Eptica, nouvel acteur du web call center


Eptica est un éditeur de logiciels issu d'une "spin off" de MATRAnet (groupe EADS). Son application M-Web Touch est dédiée au segment du web call center. « C'est une suite logicielle qui va permettre aux sites de créer ou développer des solutions de centres de contacts multimédia », détaille Olivier Njamfa, P-dg d'Eptica. La suite logicielle est composée de trois modules. Le premier "Profiling and Customer Behaviour Analysis", vise à cerner la navigation de l'internaute et à communiquer à l'agent ses centres d'intérêts. Le deuxième a pour nom "E-mail management", et permet de router les mails de manière intelligente vers le téléopérateur. Le troisième se nomme "Live interaction", pour les échanges en temps réel : chat, co-browsing, push de pages, voix sur IP. L'intégration de M-Web Touch au système d'information du site se fait via des interfaces. Plusieurs intégrateurs, dont Integra, commercialisent ce produit, et Eptica a réalisé des connecteurs avec les solutions de téléphonie de Com6. La connexion aux progiciels de CRM du marché s'effectue selon le même principe. « L'avantage est que notre produit est "full Web", écrit en J2EE (version améliorée du langage Java). Un intégrateur peut maîtriser notre solution en une semaine », précise Olivier Njamfa. Pour lui, l'interaction du téléphone et du Web est incontournable, sous peine de rester dans la configuration où sept clients sur dix ne remplissent pas le bon de commande en ligne. M-Web Touch est commercialisé au prix de 28 000 euros (183 667,96 francs) pour un module et cinq agents, et 60 000 euros (393 574,20 francs) pour les trois modules et cinq agents. Eptica revendique une quinzaine de clients dans le monde dont sept en Europe, comme Assurdiscount en France et Mundio Viaje (tourisme) en Espagne.

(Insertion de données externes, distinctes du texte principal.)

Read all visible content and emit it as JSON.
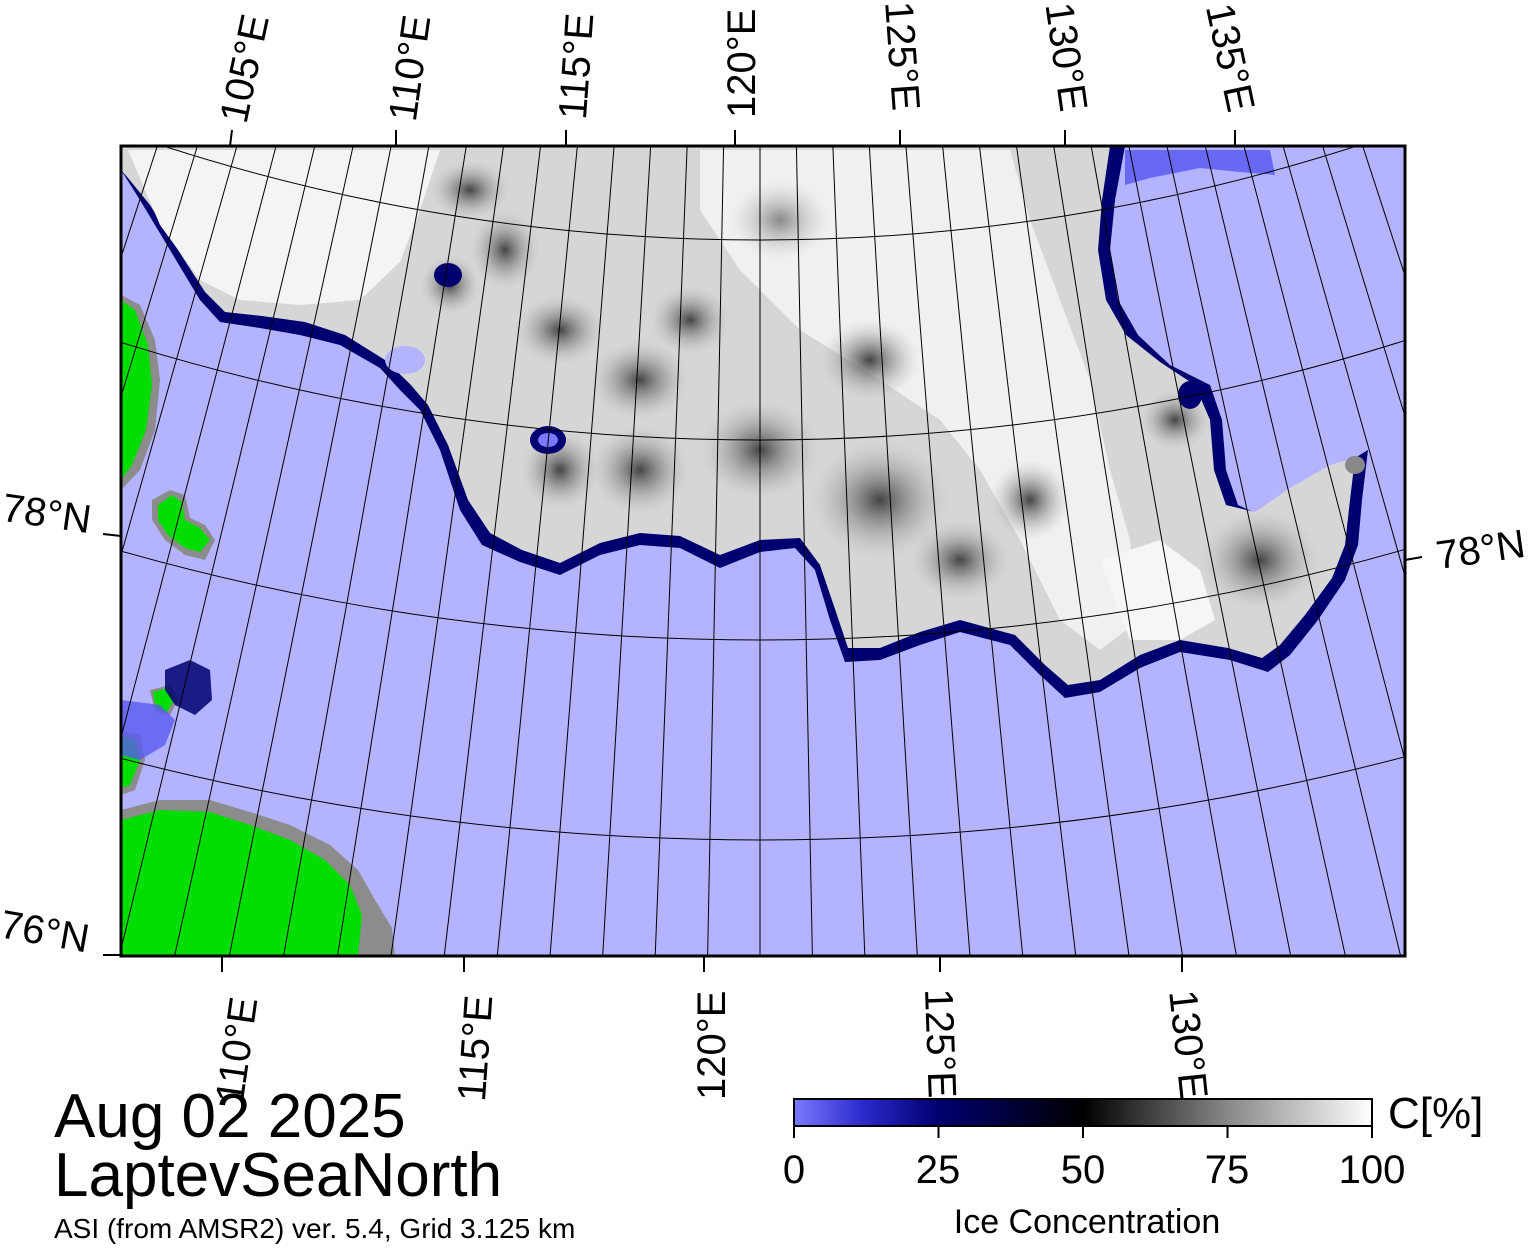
{
  "map": {
    "top_lon_labels": [
      "105°E",
      "110°E",
      "115°E",
      "120°E",
      "125°E",
      "130°E",
      "135°E"
    ],
    "bottom_lon_labels": [
      "110°E",
      "115°E",
      "120°E",
      "125°E",
      "130°E"
    ],
    "left_lat_labels": [
      "78°N",
      "76°N"
    ],
    "right_lat_labels": [
      "78°N"
    ],
    "colors": {
      "open_water": "#b3b3ff",
      "land": "#00dd00",
      "land_mask": "#8c8c8c",
      "ice_high": "#ffffff",
      "ice_mid": "#808080",
      "ice_edge": "#000060",
      "frame": "#000000",
      "graticule": "#000000"
    }
  },
  "footer": {
    "date": "Aug 02 2025",
    "region": "LaptevSeaNorth",
    "source": "ASI (from AMSR2) ver. 5.4,  Grid 3.125 km"
  },
  "colorbar": {
    "ticks": [
      "0",
      "25",
      "50",
      "75",
      "100"
    ],
    "unit": "C[%]",
    "title": "Ice Concentration",
    "range": [
      0,
      100
    ],
    "stops": [
      {
        "value": 0,
        "color": "#7a7aff"
      },
      {
        "value": 25,
        "color": "#000070"
      },
      {
        "value": 50,
        "color": "#000000"
      },
      {
        "value": 75,
        "color": "#888888"
      },
      {
        "value": 100,
        "color": "#ffffff"
      }
    ]
  }
}
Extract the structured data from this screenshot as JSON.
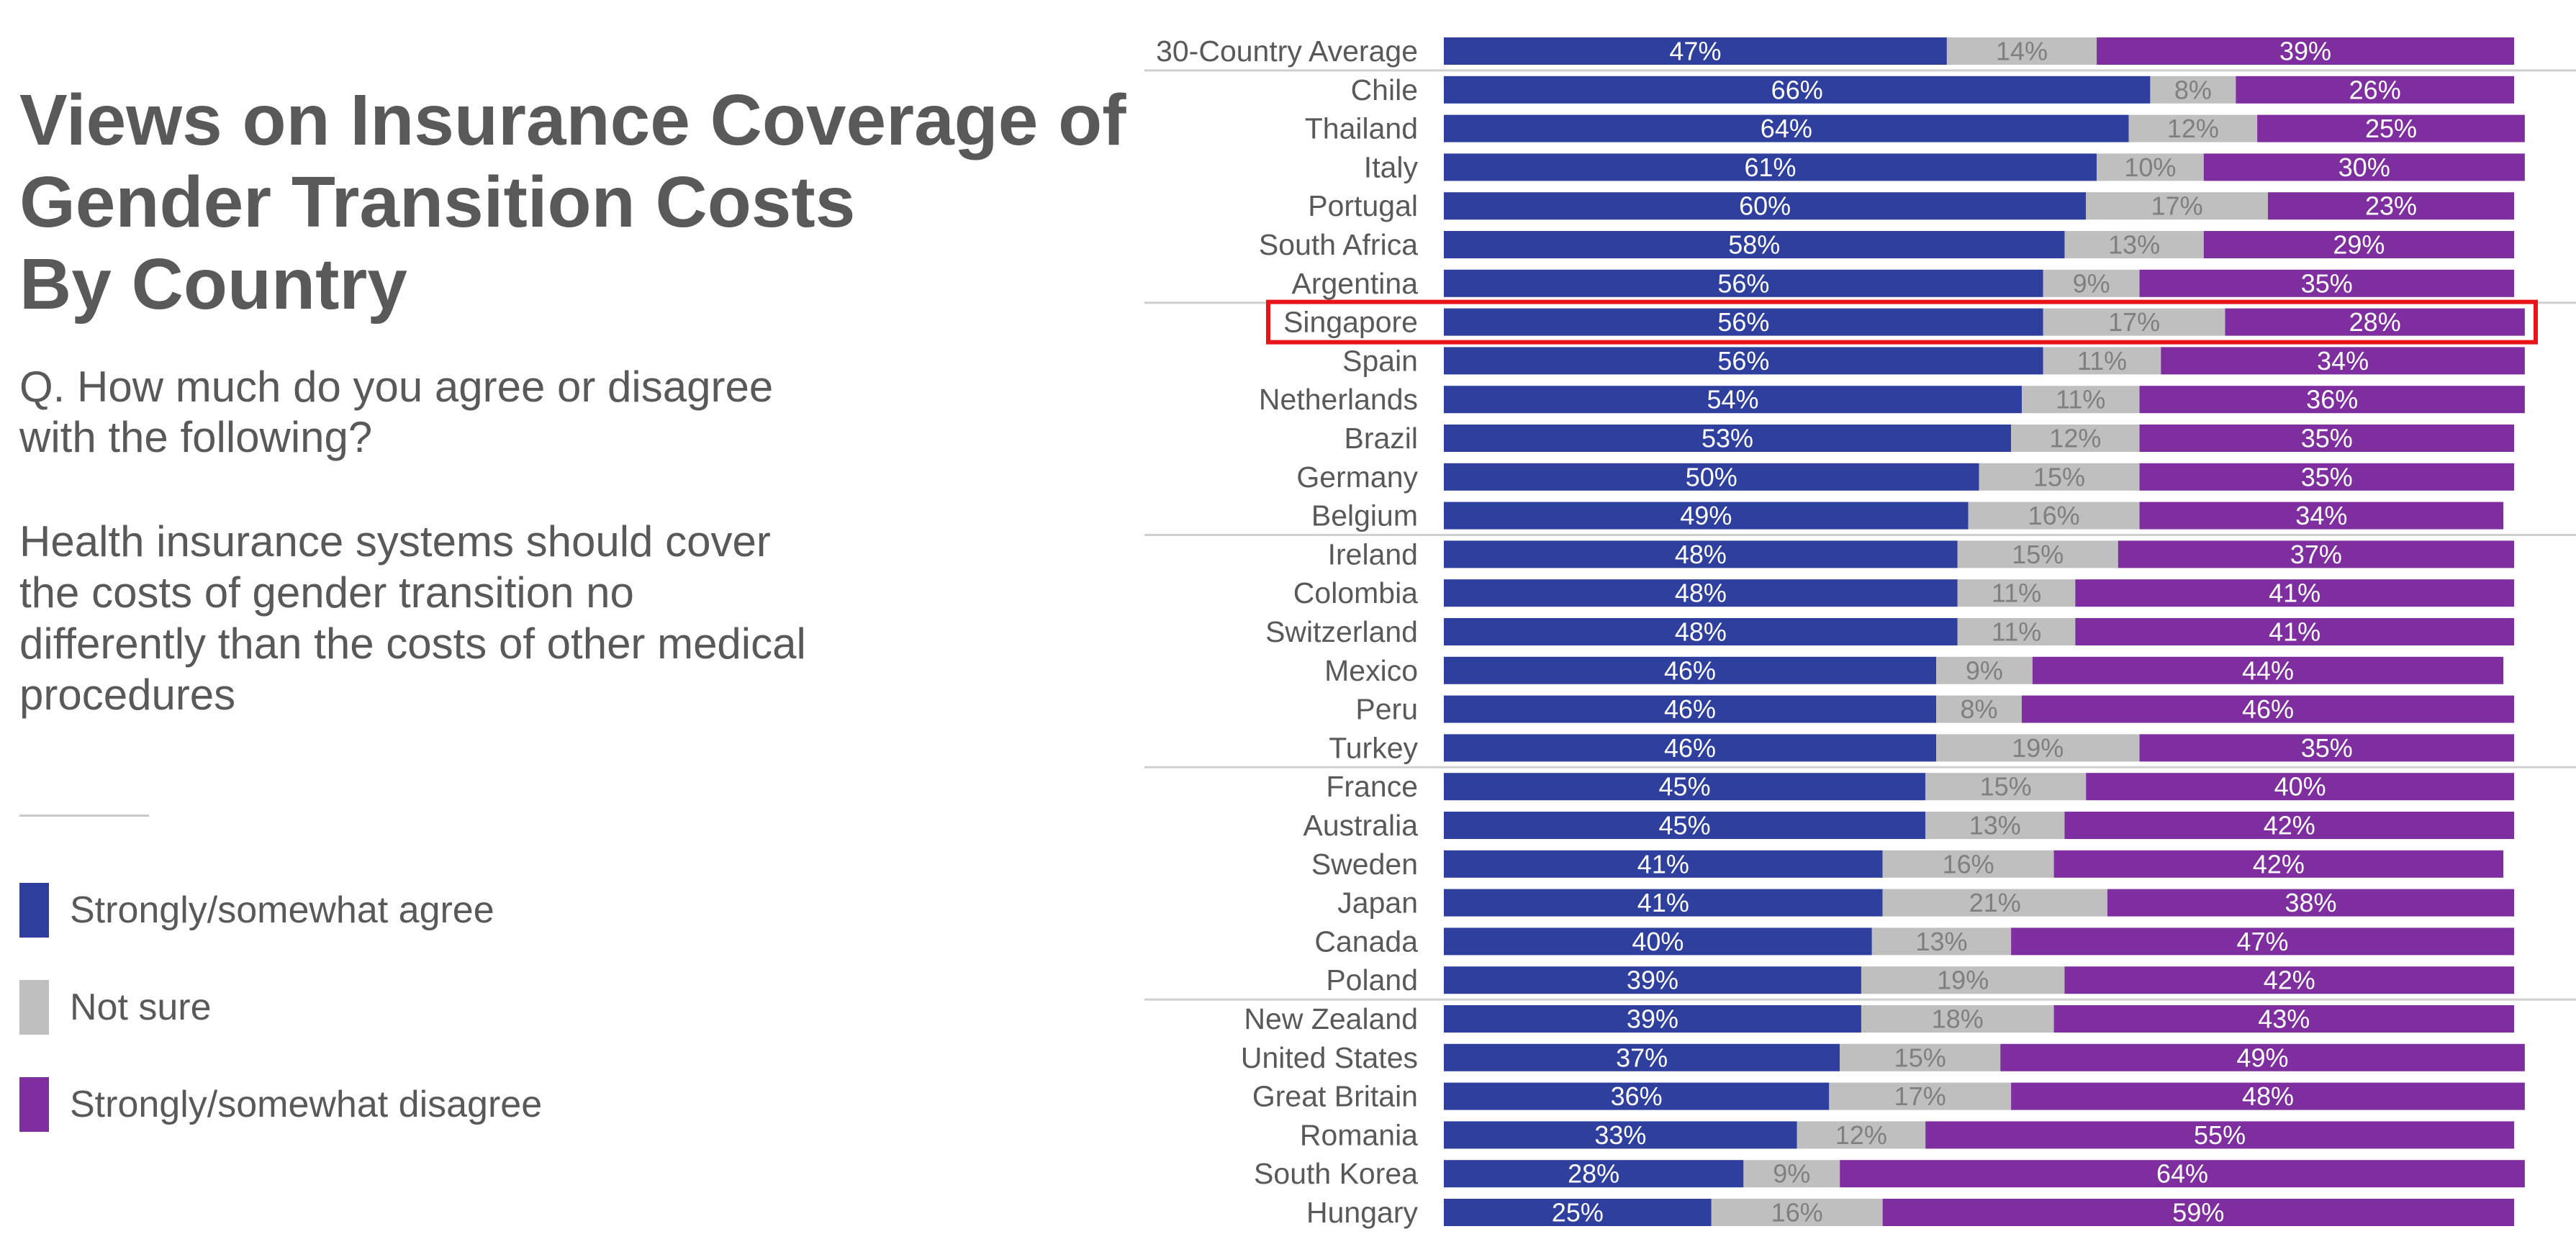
{
  "title": "Views on Insurance Coverage of\nGender Transition Costs\nBy Country",
  "question": "Q. How much do you agree or disagree\nwith the following?",
  "statement": "Health insurance systems should cover the costs of gender transition no differently than the costs of other medical procedures",
  "legend": [
    {
      "label": "Strongly/somewhat agree",
      "color": "#2e3f9e"
    },
    {
      "label": "Not sure",
      "color": "#bfbfbf"
    },
    {
      "label": "Strongly/somewhat disagree",
      "color": "#7f2e9f"
    }
  ],
  "highlight": {
    "category": "Singapore",
    "color": "#e8141a"
  },
  "chart_data": {
    "type": "bar",
    "orientation": "horizontal",
    "stacked": true,
    "categories": [
      "30-Country Average",
      "Chile",
      "Thailand",
      "Italy",
      "Portugal",
      "South Africa",
      "Argentina",
      "Singapore",
      "Spain",
      "Netherlands",
      "Brazil",
      "Germany",
      "Belgium",
      "Ireland",
      "Colombia",
      "Switzerland",
      "Mexico",
      "Peru",
      "Turkey",
      "France",
      "Australia",
      "Sweden",
      "Japan",
      "Canada",
      "Poland",
      "New Zealand",
      "United States",
      "Great Britain",
      "Romania",
      "South Korea",
      "Hungary"
    ],
    "series": [
      {
        "name": "Strongly/somewhat agree",
        "color": "#2e3f9e",
        "label_color": "#ffffff",
        "values": [
          47,
          66,
          64,
          61,
          60,
          58,
          56,
          56,
          56,
          54,
          53,
          50,
          49,
          48,
          48,
          48,
          46,
          46,
          46,
          45,
          45,
          41,
          41,
          40,
          39,
          39,
          37,
          36,
          33,
          28,
          25
        ]
      },
      {
        "name": "Not sure",
        "color": "#bfbfbf",
        "label_color": "#7f7f7f",
        "values": [
          14,
          8,
          12,
          10,
          17,
          13,
          9,
          17,
          11,
          11,
          12,
          15,
          16,
          15,
          11,
          11,
          9,
          8,
          19,
          15,
          13,
          16,
          21,
          13,
          19,
          18,
          15,
          17,
          12,
          9,
          16
        ]
      },
      {
        "name": "Strongly/somewhat disagree",
        "color": "#7f2e9f",
        "label_color": "#ffffff",
        "values": [
          39,
          26,
          25,
          30,
          23,
          29,
          35,
          28,
          34,
          36,
          35,
          35,
          34,
          37,
          41,
          41,
          44,
          46,
          35,
          40,
          42,
          42,
          38,
          47,
          42,
          43,
          49,
          48,
          55,
          64,
          59
        ]
      }
    ],
    "value_suffix": "%",
    "xlim": [
      0,
      100
    ],
    "group_separators_after": [
      "30-Country Average",
      "Argentina",
      "Belgium",
      "Turkey",
      "Poland"
    ],
    "legend_position": "left",
    "grid": false
  }
}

La lente progression des web call centers


Selon Datamonitor et IDC, les web call centers seraient encore marginaux en France : entre 2 et 3 % des sites. Et si les analystes font part d'un grand enthousiasme pour les années à venir en matière de développement des technologies internet dans l'exploitation des centres d'appels (selon les sources, cette part devait déjà fluctuer entre 20 et 30 % dès l'année 2001), il faut raison garder. On peut tout mettre derrière l'expression web call center, et les cabinets d'étude ne s'en privent pas. IDC, dont les prospectives sont souvent plus raisonnables que celles de certains de ses homologues, prévoit que, dans les deux années à venir, un cinquième des centres d'appels en France seront de véritables web call centers, intégrant co-browsing et chat en plus de la gestion des e-mails.